Org.apache.commons.com press. The changes under the package right provides some classes are used to dynamically modify the contents in the archive. Let’s look at a simple example
String tarFile = "/test.tar";
InputStream is = new FileInputStream(tarFile);
// The original test.tar will be overwritten after the replacement, and Windows may overwrite the error because the file was accessed
OutputStream os = new FileOutputStream(tarFile);
try (TarArchiveInputStream tais = new TarArchiveInputStream(is);
TarArchiveOutputStream taos = new TarArchiveOutputStream(os)) {
ChangeSet changes = new ChangeSet();
// Delete "dir/1.txt" from "test.tar"
changes.delete("dir/1.txt");
// Delete the "t" directory in "test.tar"
changes.delete("t");
// Add the file or replace it if it already exists
File addFile = new File("/a.txt");
ArchiveEntry addEntry = taos.createArchiveEntry(addFile, addFile.getName());
// Add can pass a third argument: true: replace if it already exists (default), false: do not replace
changes.add(addEntry, new FileInputStream(addFile));
// Perform the modification
ChangeSetPerformer performer = new ChangeSetPerformer(changes);
ChangeSetResults result = performer.perform(tais, taos);
}
Copy the code
4. Other
1. Simple factory
Commons-compress also provides some simple factory-class users to retrieve compression and archive streams dynamically.

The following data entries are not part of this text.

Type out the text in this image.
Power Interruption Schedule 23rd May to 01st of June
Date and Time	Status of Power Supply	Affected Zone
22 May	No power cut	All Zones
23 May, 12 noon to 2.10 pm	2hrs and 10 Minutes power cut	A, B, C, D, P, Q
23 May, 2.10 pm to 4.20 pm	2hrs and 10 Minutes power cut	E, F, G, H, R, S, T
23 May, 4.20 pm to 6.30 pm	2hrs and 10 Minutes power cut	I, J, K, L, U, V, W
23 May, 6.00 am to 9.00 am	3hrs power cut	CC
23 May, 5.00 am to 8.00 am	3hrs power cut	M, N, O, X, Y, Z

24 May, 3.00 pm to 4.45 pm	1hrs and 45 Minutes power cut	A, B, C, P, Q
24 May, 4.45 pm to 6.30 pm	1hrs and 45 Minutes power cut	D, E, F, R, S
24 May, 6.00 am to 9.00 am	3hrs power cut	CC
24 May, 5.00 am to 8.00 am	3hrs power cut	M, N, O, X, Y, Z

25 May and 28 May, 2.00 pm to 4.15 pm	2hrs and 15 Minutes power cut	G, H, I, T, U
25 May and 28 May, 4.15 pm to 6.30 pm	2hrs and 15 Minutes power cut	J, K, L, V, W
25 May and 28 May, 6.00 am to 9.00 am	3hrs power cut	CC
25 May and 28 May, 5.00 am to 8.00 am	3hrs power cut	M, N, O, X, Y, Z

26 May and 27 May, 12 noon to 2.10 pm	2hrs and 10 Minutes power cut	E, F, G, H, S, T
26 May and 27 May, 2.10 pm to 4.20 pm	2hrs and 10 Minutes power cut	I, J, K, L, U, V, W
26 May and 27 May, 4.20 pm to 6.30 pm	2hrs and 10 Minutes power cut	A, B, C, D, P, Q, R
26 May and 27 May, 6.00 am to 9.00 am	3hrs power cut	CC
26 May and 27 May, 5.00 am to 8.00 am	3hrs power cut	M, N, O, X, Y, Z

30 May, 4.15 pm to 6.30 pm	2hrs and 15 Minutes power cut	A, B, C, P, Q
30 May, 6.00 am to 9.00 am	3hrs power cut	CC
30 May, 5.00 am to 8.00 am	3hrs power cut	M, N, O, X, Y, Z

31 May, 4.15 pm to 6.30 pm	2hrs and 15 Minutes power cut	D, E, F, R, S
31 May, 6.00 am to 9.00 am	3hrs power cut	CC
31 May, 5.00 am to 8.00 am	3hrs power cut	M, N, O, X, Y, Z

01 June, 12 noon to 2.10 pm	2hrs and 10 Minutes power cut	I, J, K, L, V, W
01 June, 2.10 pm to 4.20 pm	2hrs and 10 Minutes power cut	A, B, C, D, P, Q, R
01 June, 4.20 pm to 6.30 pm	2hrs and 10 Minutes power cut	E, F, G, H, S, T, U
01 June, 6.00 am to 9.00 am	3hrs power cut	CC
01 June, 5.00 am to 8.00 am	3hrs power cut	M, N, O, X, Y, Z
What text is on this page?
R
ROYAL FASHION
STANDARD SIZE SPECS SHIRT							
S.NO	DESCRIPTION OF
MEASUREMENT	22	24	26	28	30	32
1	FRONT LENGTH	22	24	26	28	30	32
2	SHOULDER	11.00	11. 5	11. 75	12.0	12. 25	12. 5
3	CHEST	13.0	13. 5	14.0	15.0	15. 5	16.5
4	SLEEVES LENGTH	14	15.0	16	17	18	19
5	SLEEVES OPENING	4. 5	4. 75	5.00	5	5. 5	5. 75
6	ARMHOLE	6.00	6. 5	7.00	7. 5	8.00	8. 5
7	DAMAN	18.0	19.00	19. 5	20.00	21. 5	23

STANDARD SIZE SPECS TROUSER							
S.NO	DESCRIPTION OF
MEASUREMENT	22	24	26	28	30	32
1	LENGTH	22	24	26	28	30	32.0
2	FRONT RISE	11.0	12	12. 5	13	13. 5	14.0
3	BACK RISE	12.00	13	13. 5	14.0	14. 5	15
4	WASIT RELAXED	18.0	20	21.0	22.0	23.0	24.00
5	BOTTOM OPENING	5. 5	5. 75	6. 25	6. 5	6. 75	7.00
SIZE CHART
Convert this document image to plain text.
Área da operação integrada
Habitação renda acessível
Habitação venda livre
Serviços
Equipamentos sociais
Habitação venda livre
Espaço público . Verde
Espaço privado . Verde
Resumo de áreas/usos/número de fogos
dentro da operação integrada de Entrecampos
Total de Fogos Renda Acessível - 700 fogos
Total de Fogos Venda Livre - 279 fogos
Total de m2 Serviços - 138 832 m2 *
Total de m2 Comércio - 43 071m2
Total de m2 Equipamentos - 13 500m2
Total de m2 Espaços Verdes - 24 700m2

// Use factory to dynamically retrieve the archive stream
ArchiveStreamFactory factory = new ArchiveStreamFactory();
String archiveName = ArchiveStreamFactory.TAR;
InputStream is = new FileInputStream("/in.tar");
OutputStream os = new FileOutputStream("/out.tar");
// Get the implementation class dynamically, where ais is actually TarArchiveOutPutStream
ArchiveInputStream ais = factory.createArchiveInputStream(archiveName, is);
ArchiveOutputStream aos = factory.createArchiveOutputStream(archiveName, os);
// Other business operations
// ------------------------
// Use factory to dynamically obtain the compressed stream
CompressorStreamFactory factory = new CompressorStreamFactory();
String compressName = CompressorStreamFactory.GZIP;
InputStream is = new FileInputStream("/in.gz");
OutputStream os = new FileOutputStream("/out.gz");
// Get the implementation class dynamically, where ais is actually TarArchiveOutPutStream
CompressorInputStream cis = factory.createCompressorInputStream(compressName, is);
CompressorOutputStream cos = factory.createCompressorOutputStream(compressName, os);
// Other business operations
Copy the code
2. Decompress the package
A lot of this is a single operation, but what about decompressing “test.tar.gz” as an archive and compression?
In fact, it’s very simple, we don’t need to decompress and unpack first, we can do it at the same time, we just need to wrap the corresponding stream (I have to sigh Java IO decorator pattern design is really clever). Let’s look at a code example
// Decompress the test.tar.gz file
String outPath = "/test";
InputStream is = new FileInputStream("/test.tar.gz");
// Decompress first, so you need to wrap the file stream with gzip stream first
CompressorInputStream gis = new GzipCompressorInputStream(is);
// In unpacking, wrap the gzip stream with a tar stream
try (ArchiveInputStream tgis = new TarArchiveInputStream(gis)) {
ArchiveEntry nextEntry;
while((nextEntry = tgis.getNextEntry()) ! =null) {
String name = nextEntry.getName();
File file = new File(outPath, name);
// If it is a directory, create the directory
if (nextEntry.isDirectory()) {
file.mkdir();
} else {
// The file is written to the specific pathFileUtils.copyToFile(tgis, file); file.setLastModified(nextEntry.getLastModifiedDate().getTime()); }}}Copy the code
05. Conclusion
In addition to the tool classes described above, there are other less commonly used and I will not do much to introduce. Interested can browse the source code research.
I look forward to your attention as I continue to introduce you to other useful utility libraries in The Commons section.